The mood and outlook in the US is more positive. Unlike the Eurozone, the US economy is around 3% bigger than it was when the sub-prime crisis unfolded and is on track to grow by around 2% this year.
While the recovery is on hold in some advanced economies, businesses are seeking to increase and diversify their revenue base: one area that could contribute to their growth strategy is the booming trade in services which we’ve focused on this month.
On a global scale, service imports amounted to around 3.9 trillion dollars in 2011. Although smaller than the tangible goods market, the growth potential in services is tremendous.
This is because as emerging markets become bigger and wealthier demand for services will shift from the West to the East. In fact, 2010 marked the first time since reliable records began where the value of services imported by emerging economies exceeded that of the G7.
Advanced economies have only to benefit from this trend as most have a advantage in service activities. Our heat map shows specific service sectors ranging from finance, to communication to construction have been growing fast for the past five year.
Eurozone GDP contracted for the sixth consecutive quarter. In contrast, US GDP expanded by 0.6% and is now around 3% above its 2008 level.
Our in-house index indicates global consumption is growing by 1.8% per annum, which is below long-term trends.
2010 marked the first year when services imports by emerging economies exceeded those of the G7 economies. Service sector companies in advanced economies should be the main beneficiaries.
Eurozone output contracted in the first three months of 2013, marking the sixth consecutive quarter of negative growth. Although this was not a surprise for the peripheral economies, the slowdown has spread to the core.

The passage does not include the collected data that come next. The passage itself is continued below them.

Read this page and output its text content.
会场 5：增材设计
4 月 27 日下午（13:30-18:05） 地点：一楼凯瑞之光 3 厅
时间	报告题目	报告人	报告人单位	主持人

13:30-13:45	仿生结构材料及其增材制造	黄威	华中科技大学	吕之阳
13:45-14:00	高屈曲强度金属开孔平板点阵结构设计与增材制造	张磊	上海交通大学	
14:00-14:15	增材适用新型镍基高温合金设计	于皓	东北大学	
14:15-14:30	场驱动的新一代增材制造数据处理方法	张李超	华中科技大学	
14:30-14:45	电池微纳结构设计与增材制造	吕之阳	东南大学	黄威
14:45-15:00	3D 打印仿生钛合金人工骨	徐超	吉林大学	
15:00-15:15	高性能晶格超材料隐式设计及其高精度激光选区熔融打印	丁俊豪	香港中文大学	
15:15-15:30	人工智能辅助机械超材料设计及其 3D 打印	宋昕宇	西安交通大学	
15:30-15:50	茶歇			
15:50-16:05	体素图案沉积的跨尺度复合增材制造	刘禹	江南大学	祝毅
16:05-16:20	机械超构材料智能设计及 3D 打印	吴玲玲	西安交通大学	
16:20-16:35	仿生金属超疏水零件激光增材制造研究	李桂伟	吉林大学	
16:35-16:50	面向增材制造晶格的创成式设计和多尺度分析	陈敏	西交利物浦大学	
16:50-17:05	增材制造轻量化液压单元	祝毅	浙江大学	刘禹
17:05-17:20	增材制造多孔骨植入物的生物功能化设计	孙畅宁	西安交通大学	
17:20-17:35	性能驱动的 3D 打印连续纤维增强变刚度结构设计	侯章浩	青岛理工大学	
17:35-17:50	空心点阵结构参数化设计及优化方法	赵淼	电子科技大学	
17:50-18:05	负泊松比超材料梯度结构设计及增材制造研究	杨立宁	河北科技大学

France, the second largest economy in the bloc, has now slipped into recession. In light of the new data, we have revised down our 2013 Eurozone main scenario growth projection from -0.4% to -0.6 %.
By contrast the US recovery has consistently outpaced that in the Eurozone since mid-2011. US output is now above its pre-crisis level standing around 3% higher than its 2008 peak (see Figure 1). We project the US economy to grow by around 2% in 2013 led by private sector domestic demand.
Our latest monthly Global Consumer Index (see page 2) shows that, at a global level, consumption is expanding at a rate of around 1.8% per annum, some way below its long run trend rate.
One area that could contribute to business growth is the booming trade in services. Global services imports were worth around 3.9 trillion dollars in 2011 (roughly equivalent to the size of the German economy). Although still smaller than goods imports, the growth potential of services trade is tremendous.
Specifically, 2010 marked the first year since reliable records began during which the value of services imported by emerging economies exceeded that imported by the G7 economies.
As emerging markets become bigger and wealthier, demand for services is likely to increase further. Figure 2 shows that the value of services imported by the largest emerging economies (the E7) grew three times as fast as that for the G7.
Advanced economies such as the US and the UK should benefit most from this trend as they have relatively large, sophisticated and efficient services sectors.
Our heat map shows that services imports of the E7 economies were greatest in the transport, financial services and insurance and travel (or outbound tourism) sectors.